Technical Abstract: Understanding the impacts of insect biological control of Tamarix spp. on soil nitrogen (N) transformations is important because changes to N supply could alter plant community succession. We investigated short-term and longer-term impacts of herbivory by the northern tamarisk beetle (Diorhabda carinulata) on soil N availability in Tamarix-invaded ecosystems by surveying soils (organic horizon and mineral soil, 0-10 cm) from three sites and assaying for potential net N mineralization using laboratory incubations as an index of soil N availability. Results partially supported our hypothesis that beetle herbivory would result in stimulated rates of net N mineralization in the short-term (i.e. in the first year of exposure to herbivory), and did not support our hypothesis that beetle herbivory would result in a sustained increase in net N mineralization rates in the longer-term (i.e. after several years of exposure).
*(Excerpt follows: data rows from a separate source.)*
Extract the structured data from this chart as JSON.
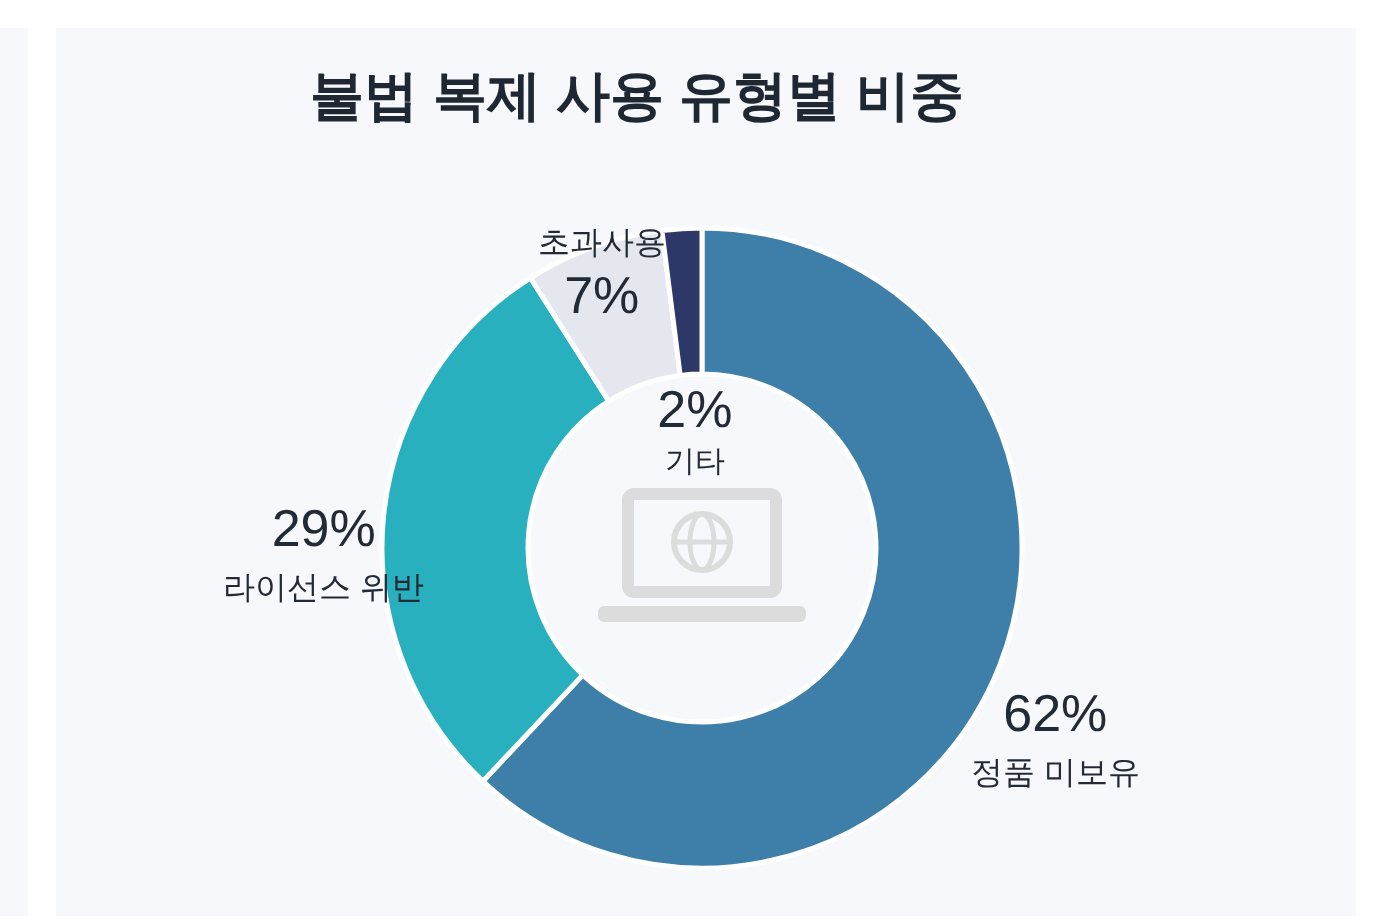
{
  "chart_data": {
    "type": "donut",
    "title": "불법 복제 사용 유형별 비중",
    "categories": [
      "정품 미보유",
      "라이선스 위반",
      "초과사용",
      "기타"
    ],
    "values": [
      62,
      29,
      7,
      2
    ],
    "colors": [
      "#3d7fa8",
      "#28b0bf",
      "#e4e8ee",
      "#2e3868"
    ],
    "value_labels": [
      "62%",
      "29%",
      "7%",
      "2%"
    ]
  }
}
Short-term effects of herbivory differed by site, and were likely influenced by differences in the prevailing soil N status. In the longer-term, there was no impact on overall net N mineralization rates, even though there was a trend towards greater N immobilization in the mineral soil with more years of herbivory. This trend in the mineral soil may be attributable to declining organic matter inputs to soil due to progressive growth limitation from herbivore-induced stress. These results suggest that soil N availability will increase in the short-term and eventually decrease in the longer-term at low fertility sites, while soil N availability will not be impacted by beetle herbivory at high fertility sites.